Jan Bosch is a research center director, professor, consultant and angel investor in start-ups. You can contact him at jan@janbosch.com.

26 June

Based on our research, we’ve developed a four-dimensional model for the digital transformation in the software-intensive embedded systems industry. In the last two posts, we explored the business model and product upgrade dimensions. This post is concerned with the data exploitation dimension.

As shown in the figure, the first step in most companies is focused on the use of data for quality assurance and diagnostics. In this case, the data often arrives at the company in batches and through customer complaints. In response to a complaint, company representatives download the data and investigate whether the system behaved incorrectly and seek to identify the root cause. Many companies have been using this type of data for decades.

Evolving use of data

The second step is the use of data to monitor product performance and feature usage. This form of data collection is typically introduced in combination with the more frequent deployment of software. Monitoring product performance allows the company to confirm that the product is performing well after a software upgrade. Measuring feature usage allows for more informed prioritization of R&D resources by ensuring that research and development predominantly focus on improving features that are actually used by customers.

As we now have a continuous stream of data from each customer, we can move to the third stage where we can start to collect data relevant for the customer. Each customer has KPIs for which the organization optimizes, including churn in subscription service companies, measuring service usage by end-customers or classifying end-customers into segments that require different treatments. As the company now collects significant amounts of data from each customer, it can process and analyze that data and offer relevant insights to each customer.

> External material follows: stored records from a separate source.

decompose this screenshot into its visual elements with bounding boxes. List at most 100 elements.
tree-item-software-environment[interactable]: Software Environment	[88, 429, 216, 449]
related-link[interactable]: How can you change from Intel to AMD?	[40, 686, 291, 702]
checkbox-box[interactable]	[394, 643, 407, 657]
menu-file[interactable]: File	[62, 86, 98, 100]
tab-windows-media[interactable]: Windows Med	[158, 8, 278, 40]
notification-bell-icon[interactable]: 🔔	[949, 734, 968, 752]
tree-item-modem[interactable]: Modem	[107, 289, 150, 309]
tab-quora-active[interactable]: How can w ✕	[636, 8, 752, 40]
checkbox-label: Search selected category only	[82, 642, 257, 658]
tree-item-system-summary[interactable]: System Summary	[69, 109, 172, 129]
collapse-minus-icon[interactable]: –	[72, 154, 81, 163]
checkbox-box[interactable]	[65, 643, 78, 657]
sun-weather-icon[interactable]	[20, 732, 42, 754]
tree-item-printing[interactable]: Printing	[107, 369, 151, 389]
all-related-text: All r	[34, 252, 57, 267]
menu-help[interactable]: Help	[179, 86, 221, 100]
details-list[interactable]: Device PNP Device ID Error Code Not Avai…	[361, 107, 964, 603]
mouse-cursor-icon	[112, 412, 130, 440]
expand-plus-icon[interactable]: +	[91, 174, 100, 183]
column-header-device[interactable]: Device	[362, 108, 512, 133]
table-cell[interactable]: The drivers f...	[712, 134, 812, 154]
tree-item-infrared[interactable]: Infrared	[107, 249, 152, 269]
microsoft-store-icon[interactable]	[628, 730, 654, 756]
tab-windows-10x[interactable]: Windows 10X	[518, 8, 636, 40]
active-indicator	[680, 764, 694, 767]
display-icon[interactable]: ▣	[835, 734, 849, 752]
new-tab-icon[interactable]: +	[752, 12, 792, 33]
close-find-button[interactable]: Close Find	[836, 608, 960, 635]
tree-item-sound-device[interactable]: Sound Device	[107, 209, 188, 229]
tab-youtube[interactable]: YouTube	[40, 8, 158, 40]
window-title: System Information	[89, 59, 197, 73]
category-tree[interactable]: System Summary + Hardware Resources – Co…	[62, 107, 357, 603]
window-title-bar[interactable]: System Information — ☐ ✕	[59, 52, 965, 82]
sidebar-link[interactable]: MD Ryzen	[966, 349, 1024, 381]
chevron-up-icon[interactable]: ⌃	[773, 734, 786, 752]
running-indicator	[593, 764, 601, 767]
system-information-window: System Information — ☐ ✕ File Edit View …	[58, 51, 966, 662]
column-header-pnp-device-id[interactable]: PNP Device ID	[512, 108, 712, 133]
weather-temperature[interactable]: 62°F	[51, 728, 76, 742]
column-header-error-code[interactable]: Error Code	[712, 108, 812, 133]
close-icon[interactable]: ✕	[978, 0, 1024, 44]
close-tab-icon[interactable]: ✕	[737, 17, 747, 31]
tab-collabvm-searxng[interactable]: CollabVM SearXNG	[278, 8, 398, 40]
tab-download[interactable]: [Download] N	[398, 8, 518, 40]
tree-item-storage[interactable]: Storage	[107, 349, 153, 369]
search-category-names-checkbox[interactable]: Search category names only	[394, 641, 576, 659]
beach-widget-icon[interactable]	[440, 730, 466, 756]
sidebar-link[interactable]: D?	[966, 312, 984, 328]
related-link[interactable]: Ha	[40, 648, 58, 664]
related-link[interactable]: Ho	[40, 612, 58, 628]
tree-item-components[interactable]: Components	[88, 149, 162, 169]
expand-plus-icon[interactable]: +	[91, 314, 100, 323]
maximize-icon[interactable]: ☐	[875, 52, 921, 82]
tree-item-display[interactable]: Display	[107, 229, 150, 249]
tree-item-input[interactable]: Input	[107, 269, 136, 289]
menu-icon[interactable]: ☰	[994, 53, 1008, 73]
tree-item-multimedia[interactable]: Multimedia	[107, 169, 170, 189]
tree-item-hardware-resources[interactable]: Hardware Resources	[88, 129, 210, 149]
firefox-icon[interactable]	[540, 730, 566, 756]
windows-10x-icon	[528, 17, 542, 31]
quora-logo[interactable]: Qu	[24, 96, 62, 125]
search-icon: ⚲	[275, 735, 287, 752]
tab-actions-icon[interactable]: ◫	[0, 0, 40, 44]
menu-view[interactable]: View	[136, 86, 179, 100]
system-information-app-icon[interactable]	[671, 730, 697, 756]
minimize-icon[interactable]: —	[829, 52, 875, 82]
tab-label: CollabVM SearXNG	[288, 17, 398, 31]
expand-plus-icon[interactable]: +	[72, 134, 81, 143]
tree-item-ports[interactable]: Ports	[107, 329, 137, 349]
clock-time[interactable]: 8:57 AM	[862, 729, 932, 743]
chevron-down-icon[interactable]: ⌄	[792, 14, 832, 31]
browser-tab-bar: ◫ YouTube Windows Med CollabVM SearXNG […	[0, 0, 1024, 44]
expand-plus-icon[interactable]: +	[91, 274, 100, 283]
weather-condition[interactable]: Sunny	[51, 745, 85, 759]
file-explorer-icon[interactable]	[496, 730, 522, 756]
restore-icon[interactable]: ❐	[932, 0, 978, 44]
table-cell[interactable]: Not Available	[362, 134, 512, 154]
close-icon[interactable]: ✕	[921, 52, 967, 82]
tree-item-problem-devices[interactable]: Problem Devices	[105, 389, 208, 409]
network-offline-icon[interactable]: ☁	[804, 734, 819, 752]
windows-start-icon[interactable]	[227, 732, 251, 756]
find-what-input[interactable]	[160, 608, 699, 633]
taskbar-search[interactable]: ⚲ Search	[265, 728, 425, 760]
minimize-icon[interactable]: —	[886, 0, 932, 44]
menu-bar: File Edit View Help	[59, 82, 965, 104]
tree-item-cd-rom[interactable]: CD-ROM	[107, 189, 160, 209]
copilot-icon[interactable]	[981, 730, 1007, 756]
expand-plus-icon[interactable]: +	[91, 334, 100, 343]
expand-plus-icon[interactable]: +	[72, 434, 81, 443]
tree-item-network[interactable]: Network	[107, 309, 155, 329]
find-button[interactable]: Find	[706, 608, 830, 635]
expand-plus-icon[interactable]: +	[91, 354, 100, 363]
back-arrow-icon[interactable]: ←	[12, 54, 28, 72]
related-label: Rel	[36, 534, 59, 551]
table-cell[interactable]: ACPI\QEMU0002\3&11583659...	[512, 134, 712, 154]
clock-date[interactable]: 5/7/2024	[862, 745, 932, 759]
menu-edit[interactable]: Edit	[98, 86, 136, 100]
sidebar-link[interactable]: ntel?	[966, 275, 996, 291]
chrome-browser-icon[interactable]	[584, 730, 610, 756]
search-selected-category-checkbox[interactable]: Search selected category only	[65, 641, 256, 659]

In the third stage, we only use the data from one customer for that customer (typically for legal reasons), but the logical next step is to aggregate data from all customers and to provide relevant comparative data to each customer. At this point, the company can offer each customer an assessment of their business in how it compares to other, similar companies. This allows each customer to identify where they’re ahead of the competition, where they’re on par and where they’re behind. That facilitates the prioritization of improvement efforts at customers, which is very valuable for most of them.

Finally, in the last stage, the company engages a second business ecosystem where it monetizes data collected from its primary customer base with a secondary customer base. For instance, a truck company could sell route information of the trucks in use at its customers to gas station and road service companies. Or, a telecom company could sell aggregate movement patterns of mobile phone users to city planners.

Once the company reaches the final stage, the data that’s collected in its products deployed at its primary customer base now is increasingly concerned with meeting the needs of the secondary customer base. So, the company is likely to start collecting data that has no relevance at all for its primary customer base but that is relevant for the secondary one. A second aspect is that the company can use the revenue from the secondary customer base to subsidize the products to its primary customer base and, through that, grow its market share. Many industries, as digitalization takes hold, move towards a “winner takes all” situation and this pattern of positive feedback cycles lies at the root of it.

Concluding, digitalization has implications for the business model, the way we upgrade products and the way that we collect, use and monetize data. Companies evolve in predictable and repeatable patterns through this transformation and in this post, I described the five typical stages we encounter in our research. Data is the new oil, but if you’re not able to generate business value from your data, it doesn’t do you much good. So, get going on experimenting with different ways to create value from your data!